Extended Data Fig. 1: The overall workflow integrating human multi-omics, in vivo murine model experiments and in vitro cellular assays to elucidate airway microbe-host interactions in COPD.

a) Induced sputum was collected from COPD patients and healthy controls from Guangzhou (discovery cohort) and Shenzhen (validation cohort), China. Demographic and clinical metadata including age, gender, smoking history, medication history, spirometry, sputum and blood differential cell counts were obtained. b) Induced sputum was subject to simultaneous characterization of metagenome (n = 135), metabolome (n = 129), host transcriptome (n = 130) and proteome (n = 59). The multi-omic profiles were processed by a combination of knowledge-driven and data-driven dimensionality reduction to generate KEGG and co-abundance modules, which were then filtered by COPD-association testing.
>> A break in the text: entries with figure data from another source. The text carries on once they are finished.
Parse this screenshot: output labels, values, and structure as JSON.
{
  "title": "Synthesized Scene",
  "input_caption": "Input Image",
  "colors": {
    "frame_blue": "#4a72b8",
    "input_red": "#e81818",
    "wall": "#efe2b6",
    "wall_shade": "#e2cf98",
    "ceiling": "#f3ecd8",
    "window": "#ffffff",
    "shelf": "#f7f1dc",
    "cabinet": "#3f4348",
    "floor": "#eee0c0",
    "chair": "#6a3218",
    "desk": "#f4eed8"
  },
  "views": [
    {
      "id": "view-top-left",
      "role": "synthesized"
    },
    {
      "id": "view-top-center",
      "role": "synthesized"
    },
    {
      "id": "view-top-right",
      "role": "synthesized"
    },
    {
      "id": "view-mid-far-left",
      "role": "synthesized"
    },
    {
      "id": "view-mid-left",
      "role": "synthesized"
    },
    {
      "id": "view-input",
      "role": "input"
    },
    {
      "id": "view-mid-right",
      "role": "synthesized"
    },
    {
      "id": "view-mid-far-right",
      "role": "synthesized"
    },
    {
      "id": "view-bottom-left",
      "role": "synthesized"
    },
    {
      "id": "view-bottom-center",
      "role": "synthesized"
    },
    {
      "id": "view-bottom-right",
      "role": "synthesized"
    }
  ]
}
To identify microbial-metabolite-host interaction links, a sequential mediation analysis was performed along the metagenome-metabolome-transcriptome-proteome axis for modules associated with neutrophilic or eosinophilic inflammation, respectively. Cross-omic biological links were then identified from pairs of modules with significant mediation effects, utilizing microbial genetic information, metabolite-target pairs and canonical pathways from existing databases. c) The selected microbiome-metabolite-host interaction hypothesis was tested using a murine model of emphysema and in vitro cell assays to elucidate molecular and cellular mechanisms. Lung function, airway inflammation, tissue destruction, and apoptosis were measured as key endpoints in the in vivo and in vitro experiments.